Im letzten Sommer war es uns möglich, einer der alljährlichen religiösen Veranstaltungen eines Pueblo-Indianerstammes in Arizona beizuwohnen, dem Schlangen-Antilopen-Tanz, bei dem einige Tänzer lebende Schlangen im Mund tragen. Während der vergangenen hundert Jahre haben zahlreiche Anthropologen und Laien dieses Ritual studiert (von dem angenommen wird, daß es ein Regentanz ist), das für den westlichen Menschen sehr fremdartig ist. Bis vor ungefähr zehn Jahren - die Hopis haben dann selbst teilweise den Schleier gelüftet - verstanden nur wenige Beobachter, was dieser Tanz tatsächlich bedeutet: eine symbolische Darstellung kosmologischer Wahrheiten. Die fesselnde und spektakuläre Zeremonie ist nur der sichtbare Höhepunkt einer vorhergehenden sechzehntägigen Periode, in der sich die Teilnehmer in völliger Abgeschiedenheit in ihren unterirdischen Kivas1 spirituell vorbereiten. Obgleich während dieser Zeit äußerlich sich wenig zu ereignen scheint, spürt man doch, daß auf einigen Ebenen des Bewußtseins intensive Tätigkeit herrscht, denn die Luft scheint buchstäblich zu vibrieren.

Einen Tag vor dem Tanz und dann wiederum am Tage des Tanzes selbst laufen die Initianten vor der Morgendämmerung vier oder fünf Meilen in die Wüste hinein. Einer von ihnen trägt ein Gefäß mit im Kiva geweihtem Wasser. Bei der Rückkehr kommt es dann bei den letzten zwei Meilen zu einem ungestümen Wettlauf, wobei der Wasserbehälter jeweils an denjenigen weitergegeben wird, der den vordersten Läufer überholt. Das alles geht während des ganzen Laufes mit außerordentlicher Schnelligkeit vor sich, die selbst dann eingehalten wird, wenn die Läufer am Ende des Rennens die steile Wand der Mesa hinaufklettern.

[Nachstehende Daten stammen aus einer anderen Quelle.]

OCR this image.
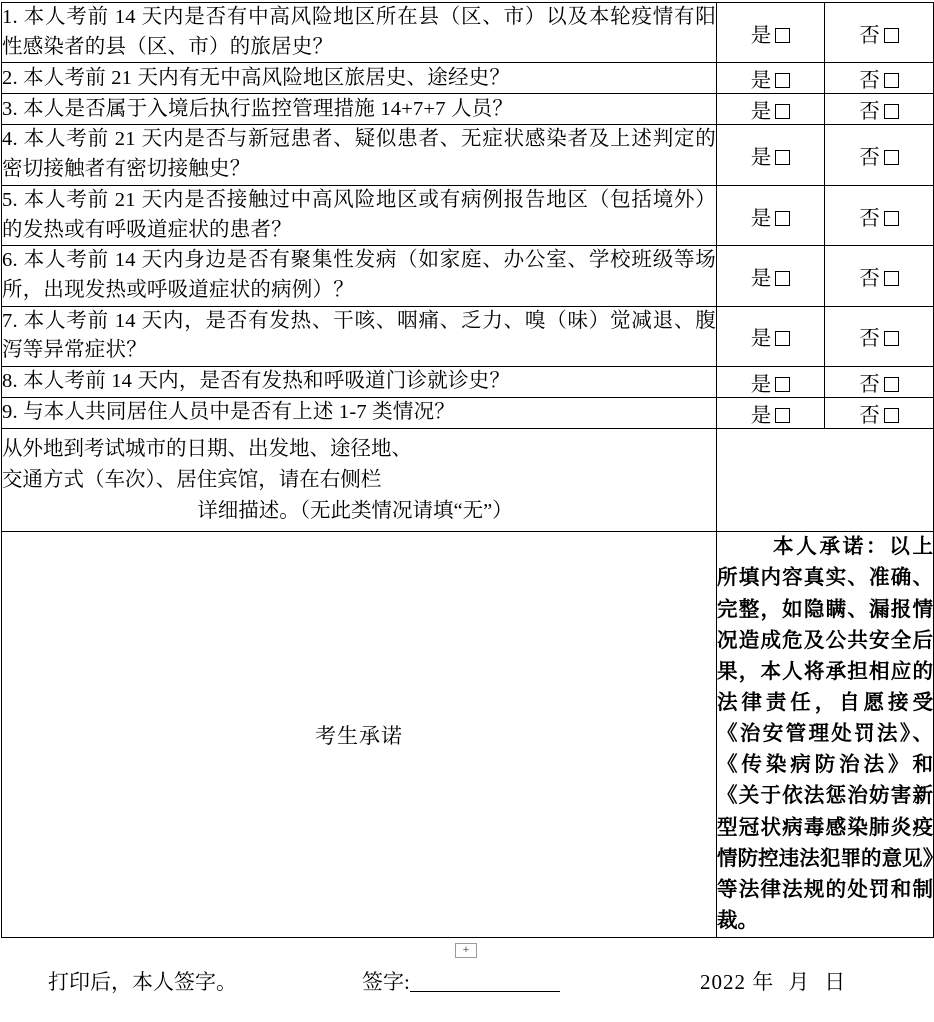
1. 本人考前 14 天内是否有中高风险地区所在县（区、市）以及本轮疫情有阳性感染者的县（区、市）的旅居史？	是	否
2. 本人考前 21 天内有无中高风险地区旅居史、途经史？	是	否
3. 本人是否属于入境后执行监控管理措施 14+7+7 人员？	是	否
4. 本人考前 21 天内是否与新冠患者、疑似患者、无症状感染者及上述判定的密切接触者有密切接触史？	是	否
5. 本人考前 21 天内是否接触过中高风险地区或有病例报告地区（包括境外）的发热或有呼吸道症状的患者？	是	否
6. 本人考前 14 天内身边是否有聚集性发病（如家庭、办公室、学校班级等场所，出现发热或呼吸道症状的病例）？	是	否
7. 本人考前 14 天内，是否有发热、干咳、咽痛、乏力、嗅（味）觉减退、腹泻等异常症状？	是	否
8. 本人考前 14 天内，是否有发热和呼吸道门诊就诊史？	是	否
9. 与本人共同居住人员中是否有上述 1-7 类情况？	是	否

从外地到考试城市的日期、出发地、途径地、
交通方式（车次）、居住宾馆，请在右侧栏
详细描述。（无此类情况请填“无”）		

考生承诺	本人承诺：以上所填内容真实、准确、完整，如隐瞒、漏报情况造成危及公共安全后果，本人将承担相应的法律责任，自愿接受《治安管理处罚法》、《传染病防治法》和《关于依法惩治妨害新型冠状病毒感染肺炎疫情防控违法犯罪的意见》等法律法规的处罚和制裁。	
+
打印后，本人签字。	签字:	2022 年 月 日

Die warmen Farben der Wüste waren noch nicht sichtbar, die Landschaft lag in grauen Schattierungen vor uns, als wir am Rande der Klippe standen und auf die Läufer warteten. Um die Mesa herrschte die Stille der Nacht, nur ein scharfer, pfeifender Wind blies so kalt, daß man, obwohl es August war, sich Decken oder Mäntel umhing. Von den Leuten, die einzeln oder in kleinen Gruppen auf dem Felsen Platz fanden, sprach kaum jemand; alle warteten auf das, was kommen sollte. Dann wurden in der Ferne kleine Punkte sichtbar, die beim Näherkommen menschliche Gestalt annahmen. Bald hörte man die Läufer bei ihrem Zickzacklauf rufen, und schließlich begannen die Vorläufer die Felswände mit unglaublicher Geschwindigkeit hinaufzusteigen. Nun verdoppelten sie unter den lautstarken Anfeuerungen durch die Menge ihre Bemühungen in einem anstrengenden Endlauf. Als der Gewinner jedoch das Ziel erreicht hatte, zog er sich schnell und still, ohne ein Zeichen des Triumphes zurück, und alle, die nach ihm kamen, taten das gleiche.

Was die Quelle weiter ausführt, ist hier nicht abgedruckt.